The Kuwaiti government is preparing to sign an $8.7 billion contract at the end of this month to buy 28 Eurofighter Typhoon aircraft from Italy, the Italian Ministry of Defense said Wednesday. However, the deal is a huge blow to the Boeing-made F-18, which had been competing with the Eurofighter for the Kuwaiti contract so it could keep its St. Louis, Missouri, production line open until the turn of the decade.
With fewer domestic orders from the U.S. Navy, which is transitioning to instead using the new F-35 multirole fighter jet, Boeing had been aggressively pursuing new orders from abroad to secure jobs at the St. Louis plant. However Kuwaiti officials said they lost patience with waiting for the U.S. to make a decision on the contract.
"We were trying to acquire the F-18 Super Hornets and replace the existing fleet of F-18s with Super Hornets and Eurofighter Typhoons," said a senior Kuwaiti military official to Defense News. "However, we cannot wait for the American approval and need to update our Air Force now."
As with all foreign defense sales, Congress must approve them before any deal can be finalized. The process, which can take years in some cases, was criticized last week by U.S. Navy Secretary Ray Mabus, who said the long bureaucratic process was losing the U.S. defense manufacturers' important business and forcing production plants to close.
The deal will also likely be a blow to Pentagon planners who wanted the St. Louis plant to remain open in case the F-35, which has been hit by serious manufacturing delays, is a failure and the U.S. Navy must make last minute orders of the F-18. The Kuwait deal meant that the plant remained open using foreign dollars rather than U.S. currency. Now the Department of Defense will have to make a tough decision about whether it will allow the plant to close or make enough orders that justifies Boeing keeping it open.

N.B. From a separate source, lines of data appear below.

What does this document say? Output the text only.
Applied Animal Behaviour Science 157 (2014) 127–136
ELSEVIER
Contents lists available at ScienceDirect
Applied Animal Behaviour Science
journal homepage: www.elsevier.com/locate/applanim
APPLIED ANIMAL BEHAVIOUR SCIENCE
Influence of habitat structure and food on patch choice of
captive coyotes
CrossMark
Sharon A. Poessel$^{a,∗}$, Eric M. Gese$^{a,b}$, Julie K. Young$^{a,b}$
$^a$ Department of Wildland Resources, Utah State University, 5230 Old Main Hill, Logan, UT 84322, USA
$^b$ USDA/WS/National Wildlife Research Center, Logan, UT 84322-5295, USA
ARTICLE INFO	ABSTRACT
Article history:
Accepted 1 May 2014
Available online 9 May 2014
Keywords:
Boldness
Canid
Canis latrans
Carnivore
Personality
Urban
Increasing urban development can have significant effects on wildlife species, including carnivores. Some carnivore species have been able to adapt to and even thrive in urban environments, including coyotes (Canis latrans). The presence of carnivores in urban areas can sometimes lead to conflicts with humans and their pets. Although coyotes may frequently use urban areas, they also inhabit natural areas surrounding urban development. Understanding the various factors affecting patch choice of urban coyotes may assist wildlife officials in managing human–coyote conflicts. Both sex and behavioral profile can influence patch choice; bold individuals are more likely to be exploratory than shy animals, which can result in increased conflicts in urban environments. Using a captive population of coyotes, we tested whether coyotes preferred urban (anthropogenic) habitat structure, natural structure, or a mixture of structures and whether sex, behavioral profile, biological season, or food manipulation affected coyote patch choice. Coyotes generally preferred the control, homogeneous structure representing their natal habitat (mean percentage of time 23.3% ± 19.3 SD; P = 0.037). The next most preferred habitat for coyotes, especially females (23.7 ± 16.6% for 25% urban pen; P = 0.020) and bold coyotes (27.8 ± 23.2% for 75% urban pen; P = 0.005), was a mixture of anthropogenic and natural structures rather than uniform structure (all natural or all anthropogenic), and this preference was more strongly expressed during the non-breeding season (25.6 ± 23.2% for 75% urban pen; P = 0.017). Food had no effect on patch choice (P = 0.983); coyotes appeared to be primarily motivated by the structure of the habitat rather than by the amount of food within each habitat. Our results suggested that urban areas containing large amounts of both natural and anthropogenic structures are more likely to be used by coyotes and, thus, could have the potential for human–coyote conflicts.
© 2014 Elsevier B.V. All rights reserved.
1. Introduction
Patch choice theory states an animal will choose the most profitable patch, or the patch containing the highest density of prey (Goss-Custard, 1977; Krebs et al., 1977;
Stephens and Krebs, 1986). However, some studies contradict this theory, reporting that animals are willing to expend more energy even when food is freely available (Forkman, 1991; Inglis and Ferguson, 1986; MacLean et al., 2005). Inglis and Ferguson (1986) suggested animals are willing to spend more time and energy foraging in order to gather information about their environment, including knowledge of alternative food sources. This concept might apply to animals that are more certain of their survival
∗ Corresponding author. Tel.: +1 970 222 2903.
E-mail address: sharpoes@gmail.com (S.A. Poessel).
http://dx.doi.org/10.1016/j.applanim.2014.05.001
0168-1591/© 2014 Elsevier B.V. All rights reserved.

The deal represents a major piece of business for the company that overseas sales of the Eurofighter jet and opens up the reinvigorates opportunities in the Middle East where U.S.-built jets have been the import military aircrafts of choice. The Italian and Kuwait governments first signed a tentative deal in September 2015, which would have been scaled back if the Middle Eastern country’s Air Force chose to go with the F-18.